AT: There are those who have done so and not in insignificant numbers. Many children simply reach a point where they can no longer take the bullying and harrassment. For young adults, some feel that they are unable to find a job if they maintain their turbans or uncut hair, and there have been many job discrimination cases that involved employers not accomodating the turban. There is currently a bill being considered in California (AB1964, the Workplace Religious Freedom Act) that seeks to clarify existing law to make this kind of discrimination less likely to occur, which would obviously be a good thing for religious minorities such as Sikhs.
These issues existed before 9/11, but the backlash that Sikhs received after that attack has amplified the pressures many Sikhs who keep their hair and/or wear the turban face.
M-A: But you wear yours. What does it represent for you?
AT: My turban and uncut hair are such a core part of my identity, I can't envision ever parting with them. The fact that we stand out because of them was by design. For Sikhs, the turban and uncut hair represent a commitment to God's will, and also to equality and religious freedom.
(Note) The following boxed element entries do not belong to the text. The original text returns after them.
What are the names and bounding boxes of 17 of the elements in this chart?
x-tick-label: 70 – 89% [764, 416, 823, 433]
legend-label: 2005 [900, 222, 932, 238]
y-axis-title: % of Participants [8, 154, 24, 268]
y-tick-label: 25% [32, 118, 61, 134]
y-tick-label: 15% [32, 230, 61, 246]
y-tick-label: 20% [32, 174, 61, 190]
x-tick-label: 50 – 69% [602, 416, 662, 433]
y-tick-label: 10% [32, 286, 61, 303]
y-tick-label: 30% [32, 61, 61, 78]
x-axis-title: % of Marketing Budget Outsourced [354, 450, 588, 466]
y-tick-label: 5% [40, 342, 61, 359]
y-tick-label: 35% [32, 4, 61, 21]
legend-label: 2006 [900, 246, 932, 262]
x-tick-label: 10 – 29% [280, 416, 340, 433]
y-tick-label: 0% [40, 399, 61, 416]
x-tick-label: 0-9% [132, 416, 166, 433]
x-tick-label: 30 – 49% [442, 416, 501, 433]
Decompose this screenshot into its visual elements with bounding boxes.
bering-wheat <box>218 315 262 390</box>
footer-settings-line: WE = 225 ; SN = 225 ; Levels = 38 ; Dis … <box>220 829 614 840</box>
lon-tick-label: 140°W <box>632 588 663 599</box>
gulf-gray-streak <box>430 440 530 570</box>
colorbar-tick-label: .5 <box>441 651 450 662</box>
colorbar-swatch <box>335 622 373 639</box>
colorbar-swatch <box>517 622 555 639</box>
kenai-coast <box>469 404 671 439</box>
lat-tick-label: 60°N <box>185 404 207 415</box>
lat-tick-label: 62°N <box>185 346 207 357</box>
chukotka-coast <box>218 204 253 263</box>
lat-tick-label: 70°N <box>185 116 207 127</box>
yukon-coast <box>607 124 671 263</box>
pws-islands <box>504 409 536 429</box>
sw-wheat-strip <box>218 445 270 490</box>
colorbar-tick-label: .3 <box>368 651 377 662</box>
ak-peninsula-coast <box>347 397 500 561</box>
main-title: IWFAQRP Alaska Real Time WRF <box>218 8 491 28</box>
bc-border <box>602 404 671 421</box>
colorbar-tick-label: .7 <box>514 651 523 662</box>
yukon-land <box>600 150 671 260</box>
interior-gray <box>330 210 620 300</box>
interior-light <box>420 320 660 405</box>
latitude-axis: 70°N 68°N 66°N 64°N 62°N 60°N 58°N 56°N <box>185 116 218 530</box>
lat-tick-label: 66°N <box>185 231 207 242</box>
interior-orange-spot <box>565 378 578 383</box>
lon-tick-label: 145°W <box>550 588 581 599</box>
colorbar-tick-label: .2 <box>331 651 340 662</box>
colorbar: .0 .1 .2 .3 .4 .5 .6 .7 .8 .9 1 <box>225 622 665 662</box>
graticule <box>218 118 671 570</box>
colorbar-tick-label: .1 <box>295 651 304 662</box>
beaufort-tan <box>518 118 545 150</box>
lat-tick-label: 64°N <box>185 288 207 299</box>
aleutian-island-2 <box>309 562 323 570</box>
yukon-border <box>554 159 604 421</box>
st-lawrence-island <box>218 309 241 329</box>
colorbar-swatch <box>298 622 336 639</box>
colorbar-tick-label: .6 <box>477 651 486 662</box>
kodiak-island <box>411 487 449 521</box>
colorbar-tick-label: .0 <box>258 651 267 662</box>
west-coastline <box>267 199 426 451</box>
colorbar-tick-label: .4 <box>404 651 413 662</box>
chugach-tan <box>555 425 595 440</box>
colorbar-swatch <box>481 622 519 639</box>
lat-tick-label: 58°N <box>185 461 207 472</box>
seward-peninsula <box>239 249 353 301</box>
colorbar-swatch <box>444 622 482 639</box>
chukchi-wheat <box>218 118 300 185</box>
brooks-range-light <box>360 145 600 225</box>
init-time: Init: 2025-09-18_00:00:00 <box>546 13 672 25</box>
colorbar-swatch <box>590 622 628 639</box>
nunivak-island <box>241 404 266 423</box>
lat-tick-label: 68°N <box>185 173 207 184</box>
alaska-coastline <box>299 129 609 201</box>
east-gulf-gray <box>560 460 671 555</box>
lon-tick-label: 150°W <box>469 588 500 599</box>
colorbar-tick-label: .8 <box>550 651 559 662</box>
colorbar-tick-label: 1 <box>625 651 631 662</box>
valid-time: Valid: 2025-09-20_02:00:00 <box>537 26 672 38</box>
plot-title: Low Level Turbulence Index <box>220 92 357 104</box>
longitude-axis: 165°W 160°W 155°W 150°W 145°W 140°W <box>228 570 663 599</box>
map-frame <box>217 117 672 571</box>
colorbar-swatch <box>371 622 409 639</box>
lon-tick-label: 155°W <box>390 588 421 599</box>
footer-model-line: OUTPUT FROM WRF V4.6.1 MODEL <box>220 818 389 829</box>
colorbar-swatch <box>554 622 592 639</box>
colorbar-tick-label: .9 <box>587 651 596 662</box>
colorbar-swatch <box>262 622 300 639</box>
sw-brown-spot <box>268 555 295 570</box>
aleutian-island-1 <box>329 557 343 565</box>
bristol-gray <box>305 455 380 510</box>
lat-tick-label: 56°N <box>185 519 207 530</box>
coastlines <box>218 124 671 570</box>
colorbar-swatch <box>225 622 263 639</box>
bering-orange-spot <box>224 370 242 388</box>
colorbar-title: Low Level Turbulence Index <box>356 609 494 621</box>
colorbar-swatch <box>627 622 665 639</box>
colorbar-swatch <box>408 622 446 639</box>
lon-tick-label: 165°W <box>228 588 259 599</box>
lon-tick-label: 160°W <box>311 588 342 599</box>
They are articles of my faith, and as an American, they are an expression of my right to practice my religion freely. To stop wearing my turban, or to cut my hair, would be a surrendering of my faith and of American values.
M-A: You wrote on your blog about watershed moments, “those instances in time after which everything changes. In recent history for Sikhs, the year 1984 was one of those times; 9/11 and its backlash was another. And now, Sunday, August 5, 2012 takes its place on that timeline.” If there is anything to take away from this most recent tragedy, what do you hope it might be?
AT: I hope that, one, there is a greater awareness of Sikhs in this country, and of our plight in terms of the discrimination we face. But, more importantly, I think we also need to have a larger scale discussion about what it means to be an American today.
And, more generally, where we are failing as a society in which we are seeing individuals cause this kind of harm to innocent people, time after time. What is causing these failures of conscience on the part of these attackers that results in innocent people being killed? These are conversations that we need to have.
Authorities have been investigating whether there is any connection between the Wisconsin shooting and the still-unsolved shooting murder of two Sikh seniors, Surinder Singh and Gurmej Atwal, gunned down during an afternoon stroll last year in Elk Grove, Calif., near Sacramento.